One young man told us that expulsion from school should be banned – a view echoed by many others.

They told us that being expelled from school set them up to fail.

But what can be done about the behaviours that lead these young people to be expelled from school?

Interestingly many showed great insight into their problem behaviours.

They spoke of frustration and anger.  Of not being understood.  Of being underestimated and treated like they were stupid.

Unable to manage themselves, and without supportive adults in their lives, they looked to school for guardianship.

The failure to attain the education needed to get a job is a core experience of a growing cohort of young people who talk of feeling ‘locked out’ of the mainstream.

This experience of exclusion from the opportunities afforded to others is, understandably, a source of great anger.

So the question emerges – could the ‘locked out’ experience be driving some of the changes we are observing in young people’s involvement in crime?

As I said earlier, this summit is not about being alarmist.

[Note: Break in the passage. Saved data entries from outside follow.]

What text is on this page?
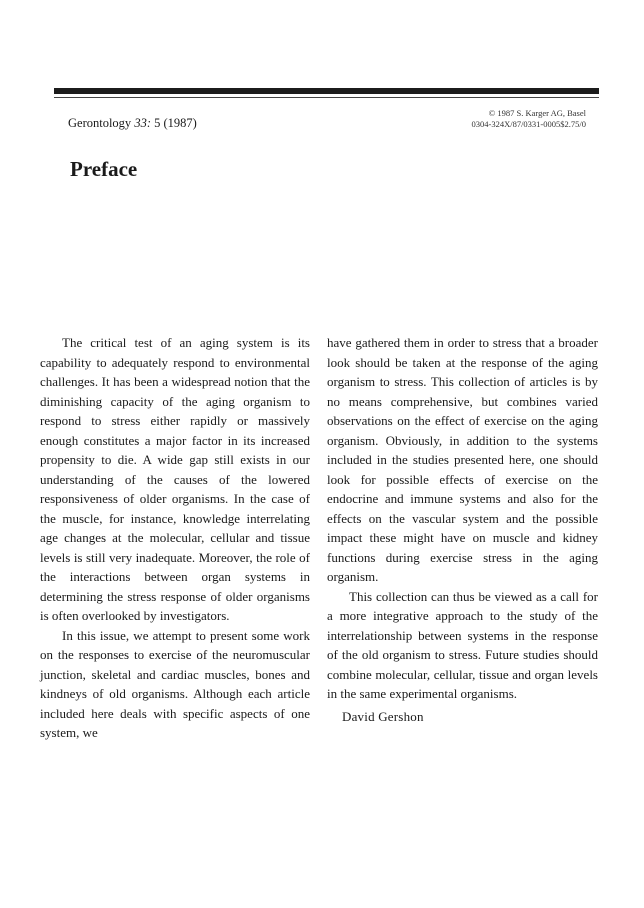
Gerontology 33: 5 (1987)
© 1987 S. Karger AG, Basel
0304-324X/87/0331-0005$2.75/0
Preface

The critical test of an aging system is its capability to adequately respond to environmental challenges. It has been a widespread notion that the diminishing capacity of the aging organism to respond to stress either rapidly or massively enough constitutes a major factor in its increased propensity to die. A wide gap still exists in our understanding of the causes of the lowered responsiveness of older organisms. In the case of the muscle, for instance, knowledge interrelating age changes at the molecular, cellular and tissue levels is still very inadequate. Moreover, the role of the interactions between organ systems in determining the stress response of older organisms is often overlooked by investigators.

In this issue, we attempt to present some work on the responses to exercise of the neuromuscular junction, skeletal and cardiac muscles, bones and kindneys of old organisms. Although each article included here deals with specific aspects of one system, we

have gathered them in order to stress that a broader look should be taken at the response of the aging organism to stress. This collection of articles is by no means comprehensive, but combines varied observations on the effect of exercise on the aging organism. Obviously, in addition to the systems included in the studies presented here, one should look for possible effects of exercise on the endocrine and immune systems and also for the effects on the vascular system and the possible impact these might have on muscle and kidney functions during exercise stress in the aging organism.

This collection can thus be viewed as a call for a more integrative approach to the study of the interrelationship between systems in the response of the old organism to stress. Future studies should combine molecular, cellular, tissue and organ levels in the same experimental organisms.

David Gershon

We know that the majority of our young people are doing well, and that overall youth crime is decreasing.

But there is a cohort of young people whose lives are being irretrievably set off course by early involvement in serious and violent crime.

We want to stop this trend.

Like family violence, this is something that requires a holistic response.

It is an issue for all of us.

We need to have this conversation, gain a broader understanding, about what we are seeing.

I don’t pretend to have the answers.  And I don’t want to pre-empt the discussions and outcomes of today.

But it’s only by trying to understand what is driving these trends, that we can start to think about how to intervene.

Now is the time for action.

Because I do have a sense that if we don’t act now, we may miss an important opportunity – an opportunity to enhance the lives of vulnerable young people now and into the future.